Area536 :: Rebooted

Nov 16, 2023 - 4 minute read - MS-DOS MiSTer Retrogaming DOSContainer

Status update on DOSContainer

Sometimes I get writers’ block. I’m in something of a rut when it comes to Larry on the C64. Nothing to worry about. I know myself and I’ll get back into it soon enough but that’s why I always have more than a single project cooking. Some may remember that I used to be working on DOSContainer, an attempt at creating a generator for bootable hard drive images for use with MS-DOS in emulated environments like the MiSTer’s AO486/PCXT cores, PCEM86 or DOSBox. I picked that back up yesterday and I’d like to report on the status for a bit because there’s good news to report: we have lift-off! That’s to say my jumbled mess of cowboy-code now generates a bootable hard drive image that my MiSTer accepts and launches The Secret of Monkey Island as if it were a console.

DOSContainer conceptually takes the approach we’re seeing from Docker: layered construction of fully working environments. The first layer is by FAR the most annoying: generating a properly working and compatible bootable hard drive image. I’ve now managed to do this on FreeBSD, which is my personal platform of choice. Sure I could probably have done it in Linux or maybe even in a platform-independent way but hey.. it’s a hobby and I digress. It works though. My script generates image files from anywhere between 32 and 2048 megabytes in size on demand and installs the absolute bare minimum of system files on there. That’s layer 1: OS foundations.

Layer 2 is the minimal OS. Many games don’t need an installed OS at all beyond this bare minimum, although things like SMARTDRV.EXE, HIMEM.SYS and assorted goodies would be nice. Those go into what I’m now calling minimal DOS. There will be a C:\DOS directory containing just these few items and the commands needed to offer a bootup menu from batch files.

Layer 2 can also be a full MS-DOS that populates C:\DOS with the whole kitchen sink from Microsoft so that you can also run things like Windows 3.x on top of it, or run proper applications in there that expect a sane MS-DOS environment.

The next foundational layer is a device drivers layer that includes things like the CuteMouse driver so you can use a mouse in your games/apps and other assorted device drivers that may need to go in there, like support for CD-ROM and even networking if you feel really crazy.

The last layer is the application itself. I’m currently leaning heavily on the zipfiles in eXoDOS to pull ready-to-run games into my disk images. Works like a charm, although they need some different glue batch files to boot op properly. Those batch files will be in my code.

Pulling all of this together will be a pile of Bash code that forms the framework, combined with configuration files that constitute individual games. You run the bash script against a configuration file and the result will be a raw disk image file that you can directly boot your game from.

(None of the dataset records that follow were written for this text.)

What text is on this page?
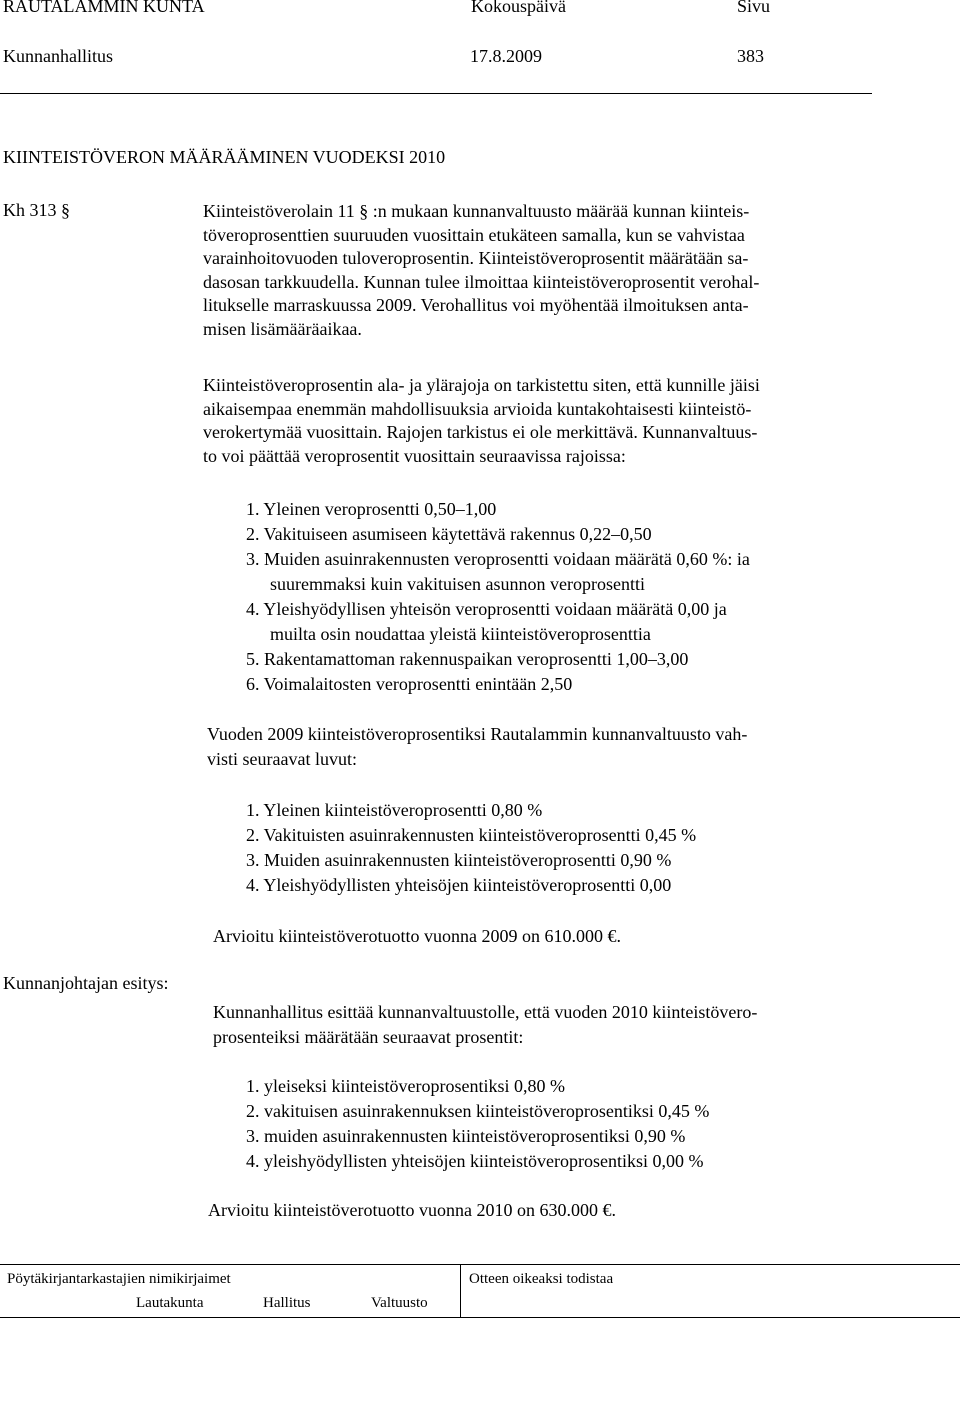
RAUTALAMMIN KUNTA	Kokouspäivä	Sivu
Kunnanhallitus	17.8.2009	383
KIINTEISTÖVERON MÄÄRÄÄMINEN VUODEKSI 2010
Kh 313 §	Kiinteistöverolain 11 § :n mukaan kunnanvaltuusto määrää kunnan kiinteis-
töveroprosenttien suuruuden vuosittain etukäteen samalla, kun se vahvistaa
varainhoitovuoden tuloveroprosentin. Kiinteistöveroprosentit määrätään sa-
dasosan tarkkuudella. Kunnan tulee ilmoittaa kiinteistöveroprosentit verohal-
litukselle marraskuussa 2009. Verohallitus voi myöhentää ilmoituksen anta-
misen lisämääräaikaa.
Kiinteistöveroprosentin ala- ja ylärajoja on tarkistettu siten, että kunnille jäisi
aikaisempaa enemmän mahdollisuuksia arvioida kuntakohtaisesti kiinteistö-
verokertymää vuosittain. Rajojen tarkistus ei ole merkittävä. Kunnanvaltuus-
to voi päättää veroprosentit vuosittain seuraavissa rajoissa:
1. Yleinen veroprosentti 0,50–1,00
2. Vakituiseen asumiseen käytettävä rakennus 0,22–0,50
3. Muiden asuinrakennusten veroprosentti voidaan määrätä 0,60 %: ia
suuremmaksi kuin vakituisen asunnon veroprosentti
4. Yleishyödyllisen yhteisön veroprosentti voidaan määrätä 0,00 ja
muilta osin noudattaa yleistä kiinteistöveroprosenttia
5. Rakentamattoman rakennuspaikan veroprosentti 1,00–3,00
6. Voimalaitosten veroprosentti enintään 2,50
Vuoden 2009 kiinteistöveroprosentiksi Rautalammin kunnanvaltuusto vah-
visti seuraavat luvut:
1. Yleinen kiinteistöveroprosentti 0,80 %
2. Vakituisten asuinrakennusten kiinteistöveroprosentti 0,45 %
3. Muiden asuinrakennusten kiinteistöveroprosentti 0,90 %
4. Yleishyödyllisten yhteisöjen kiinteistöveroprosentti 0,00
Arvioitu kiinteistöverotuotto vuonna 2009 on 610.000 €.
Kunnanjohtajan esitys:
Kunnanhallitus esittää kunnanvaltuustolle, että vuoden 2010 kiinteistövero-
prosenteiksi määrätään seuraavat prosentit:
1. yleiseksi kiinteistöveroprosentiksi 0,80 %
2. vakituisen asuinrakennuksen kiinteistöveroprosentiksi 0,45 %
3. muiden asuinrakennusten kiinteistöveroprosentiksi 0,90 %
4. yleishyödyllisten yhteisöjen kiinteistöveroprosentiksi 0,00 %
Arvioitu kiinteistöverotuotto vuonna 2010 on 630.000 €.
Pöytäkirjantarkastajien nimikirjaimet	Otteen oikeaksi todistaa
Lautakunta	Hallitus	Valtuusto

Why even do something like this??

Because I can, and because I personally detest those HUGE multi-gigabyte game collection images that need to be managed and updated as one large blob. I’m old-school UNIX and I like to keep it small so you get what’s needed but no more, packaged into a small disk image, and it’s still very simple to use. Updating the images is a matter of pulling in the configuration files and a quick rebuild later you’ll have a new and clean disk image ready to run your game as if it were a console cartridge dump. Remaining bit of work: how to handle savegames and other dynamic user-generated state?

None of my code is ready for release yet, but I thought I’d let my dear readers know what I’m up to when Larry gives me the blues.